The Bible scholar who thinks he is doing his congregation a favor by preaching “through the Bible” is in reality turning them into bible worms rather than into ministers. Every single part of the Bible is relevant to life, to be sure, but to mechanically exegete verse and chapter week after week belongs in a classroom, not a pulpit. People face real needs and they need to be addressed by relevant messages.


Dion Robert in Abidjan, Ivory Coast, gave me a great idea back in the 1980’s when I visited him. He asks all of his cell leaders to add to their report forms an answer to this question: “What biblical teaching does your cell group need to hear when I preach?” The weekly survey was tabulated and caused him to prepare messages that taught into the current issues being faced in the cells. For example, it was through this he discovered that a series on adultery was desperately needed. For six weeks he extended that theme in his sermons and included a testimony each week from a cell member who shared their own experiences in being delivered from this sin. A wave of repentance flooded through the cell groups as hidden sins were confessed and purity was stressed.


Preaching where people itch is very important, but often there are felt needs that are best dealt with by the pastor speaking to real needs that are not recognized. My pastor friend in Singapore, Lawrence Khong, once appeared on the platform wearing a black T-shirt with a white patch pinned to his sleeve . . . a custom among the Chinese that a person has lost a loved one.
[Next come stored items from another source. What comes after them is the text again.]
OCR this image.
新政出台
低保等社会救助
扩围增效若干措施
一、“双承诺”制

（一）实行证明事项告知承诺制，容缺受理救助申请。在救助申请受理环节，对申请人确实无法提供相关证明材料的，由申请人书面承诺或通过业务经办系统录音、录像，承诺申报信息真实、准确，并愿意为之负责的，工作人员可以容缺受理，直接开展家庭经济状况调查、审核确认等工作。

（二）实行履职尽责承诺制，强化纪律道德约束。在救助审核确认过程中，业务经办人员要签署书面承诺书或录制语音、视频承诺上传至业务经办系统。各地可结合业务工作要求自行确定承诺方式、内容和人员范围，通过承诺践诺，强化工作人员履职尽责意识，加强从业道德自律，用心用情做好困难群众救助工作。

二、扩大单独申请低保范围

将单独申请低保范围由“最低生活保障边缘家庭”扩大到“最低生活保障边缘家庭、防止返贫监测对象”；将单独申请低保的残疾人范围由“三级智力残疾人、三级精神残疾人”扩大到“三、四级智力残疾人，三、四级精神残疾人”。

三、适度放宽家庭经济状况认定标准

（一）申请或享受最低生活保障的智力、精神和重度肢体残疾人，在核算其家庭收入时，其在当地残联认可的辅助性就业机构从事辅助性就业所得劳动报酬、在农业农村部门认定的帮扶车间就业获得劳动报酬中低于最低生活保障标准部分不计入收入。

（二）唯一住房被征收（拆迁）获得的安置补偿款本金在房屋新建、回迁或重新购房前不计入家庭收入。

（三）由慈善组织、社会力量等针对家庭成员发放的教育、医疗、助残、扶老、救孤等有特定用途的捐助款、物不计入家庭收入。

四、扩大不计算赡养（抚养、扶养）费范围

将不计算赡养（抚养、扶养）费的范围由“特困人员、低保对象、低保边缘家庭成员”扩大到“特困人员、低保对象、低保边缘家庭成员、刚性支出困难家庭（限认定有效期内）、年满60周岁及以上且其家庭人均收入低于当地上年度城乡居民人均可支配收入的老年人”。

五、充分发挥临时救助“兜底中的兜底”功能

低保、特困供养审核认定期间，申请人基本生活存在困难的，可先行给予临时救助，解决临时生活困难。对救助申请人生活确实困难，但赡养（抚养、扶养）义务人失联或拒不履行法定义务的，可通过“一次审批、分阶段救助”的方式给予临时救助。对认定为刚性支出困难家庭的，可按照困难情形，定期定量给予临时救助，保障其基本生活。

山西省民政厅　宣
The audience saw their pastor and whispered to each other, “Has his mother died?” When he stood to preach, he explained that his grief and mourning was not over one of his blood relatives; rather, he was mourning over the lethargy of the cell groups who were in danger of becoming “navel-gazing” clusters of selfish Christians. There was deep repentance as he launched a six week series of messages on the importance of every cell becoming a harvest point. As a result, that dear church erected a “Hearts Opened” board in the office and created a “Book of Life” for cell members to report converts they were making day by day. For months, there were five new professions of faith written in that notebook every single day.

 

PROCLAMATION MUST EFFECTIVELY PREPARE CELL MEMBERS TO EDIFY ONE ANOTHER.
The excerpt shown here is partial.